Les Kennedy pouvaient compter sur John Edgar Hoover pour les renifler de chambre d’hôtel en maison de passe, les figures d’équilibristes des deux jouvenceaux socialistes ont peut-être fait les délices des soirées de Monsieur Guéant. Les Kennedy se sont dépucelé le cerveau dans des confréries Harvardiennes, François et Ségolène se sont déniaisé le cervelet à la cafétéria de l’ENA. Les Kennedy ont fait frissonner une Amérique se servant de leurs images comme des godemichés à multiples facettes, les Rollande ont… Non faut pas pousser là.

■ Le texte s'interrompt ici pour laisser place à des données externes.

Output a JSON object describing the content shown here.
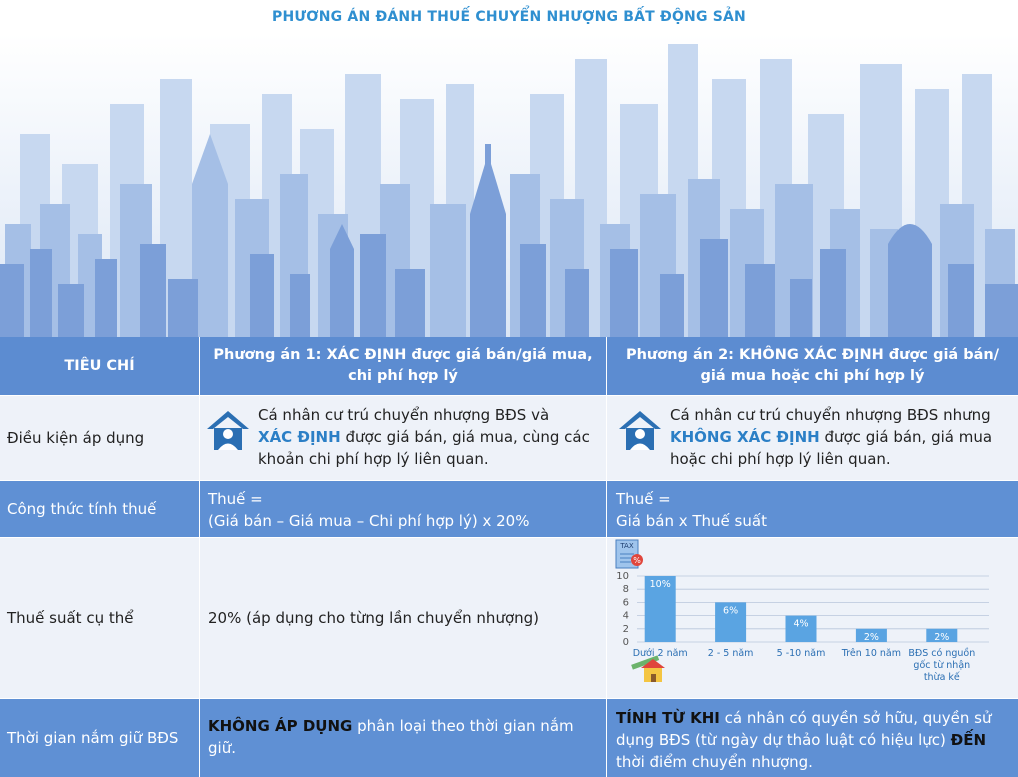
{
  "title": "PHƯƠNG ÁN ĐÁNH THUẾ CHUYỂN NHƯỢNG BẤT ĐỘNG SẢN",
  "header": {
    "col1": "TIÊU CHÍ",
    "col2": "Phương án 1: XÁC ĐỊNH được giá bán/giá mua, chi phí hợp lý",
    "col3": "Phương án 2: KHÔNG XÁC ĐỊNH được giá bán/ giá mua hoặc chi phí hợp lý"
  },
  "rows": {
    "dieu_kien": {
      "label": "Điều kiện áp dụng",
      "opt1_pre": "Cá nhân cư trú chuyển nhượng BĐS và",
      "opt1_hl": "XÁC ĐỊNH",
      "opt1_post": "được giá bán, giá mua, cùng các khoản chi phí hợp lý liên quan.",
      "opt2_pre": "Cá nhân cư trú chuyển nhượng BĐS nhưng",
      "opt2_hl": "KHÔNG XÁC ĐỊNH",
      "opt2_post": "được giá bán, giá mua hoặc chi phí hợp lý liên quan."
    },
    "cong_thuc": {
      "label": "Công thức tính thuế",
      "opt1_line1": "Thuế =",
      "opt1_line2": "(Giá bán – Giá mua – Chi phí hợp lý) x 20%",
      "opt2_line1": "Thuế =",
      "opt2_line2": "Giá bán x Thuế suất"
    },
    "thue_suat": {
      "label": "Thuế suất cụ thể",
      "opt1": "20% (áp dụng cho từng lần chuyển nhượng)"
    },
    "thoi_gian": {
      "label": "Thời gian nắm giữ BĐS",
      "opt1_bold": "KHÔNG ÁP DỤNG",
      "opt1_rest": "phân loại theo thời gian nắm giữ.",
      "opt2_bold1": "TÍNH TỪ KHI",
      "opt2_mid": "cá nhân có quyền sở hữu, quyền sử dụng BĐS (từ ngày dự thảo luật có hiệu lực)",
      "opt2_bold2": "ĐẾN",
      "opt2_end": "thời điểm chuyển nhượng."
    }
  },
  "tax_icon_label": "TAX",
  "tax_icon_symbol": "%",
  "chart_data": {
    "type": "bar",
    "categories": [
      "Dưới 2 năm",
      "2 - 5 năm",
      "5 -10 năm",
      "Trên 10 năm",
      "BĐS có nguồn gốc từ nhận thừa kế"
    ],
    "category_lines": [
      [
        "Dưới 2 năm"
      ],
      [
        "2 - 5 năm"
      ],
      [
        "5 -10 năm"
      ],
      [
        "Trên 10 năm"
      ],
      [
        "BĐS có nguồn",
        "gốc từ nhận",
        "thừa kế"
      ]
    ],
    "values": [
      10,
      6,
      4,
      2,
      2
    ],
    "data_labels": [
      "10%",
      "6%",
      "4%",
      "2%",
      "2%"
    ],
    "yticks": [
      "0",
      "2",
      "4",
      "6",
      "8",
      "10"
    ],
    "ylim": [
      0,
      10
    ],
    "grid": true,
    "bar_color": "#5aa4e2"
  },
  "colors": {
    "header_bg": "#5c8cd1",
    "row_mid_bg": "#5f90d4",
    "row_light_bg": "#eef2f9",
    "accent": "#2b7fc6",
    "title": "#2f8fd0"
  }
}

Les Rollande sont le sparadrap de la gauche centralo-socialo-communiste française. Ce qui ne manque pas d’étonner voir d’estomaquer le commentateur, peu au fait des joutes politiciennes corréziennes poitevines, qui ne peut s’empêcher de se demander si le choix de désigner Monsieur Rollande comme candidat à la présidentielle ne relèverait pas d’une sanglante tentative de suicide annoncée. Partant du constat très humaniste que ce qui se ressemble s’assemble, on peut émettre l’hypothèse qu’un couple qui, avant de s’éparpiller au détour de la cinquantaine, a compté trente années de fréquentation assidue à son compteur, avec quelques marmots encombrant le porte bagages pour l’attester, a pu être un de ces couples fusionnels, tant sur le plan sentimental qu’intellectuel, symbole resplendissant de l’interpénétration des sentiments mêlés, des échanges complices distillés au coin du feu sur leur façon de concevoir la chose politique au sein de la société française, des roucoulades énamourées sur la responsabilité incombant au chef de tenir ses troupes et de les mener à la victoire finale.
Bref que chacun, au contact de l’autre, ait pu finir par se forger une identité peut-être pas jumelle ni consanguine sur tout les points – il se peut fort bien qu’après toutes ces années de vie commune, leur avis continue à diverger sur le temps de cuisson à accorder à un gigot cuisiné à la vapeur – mais tout au moins, reposant sur le même socle intangible d’idéaux voire d’idées (sait-on jamais).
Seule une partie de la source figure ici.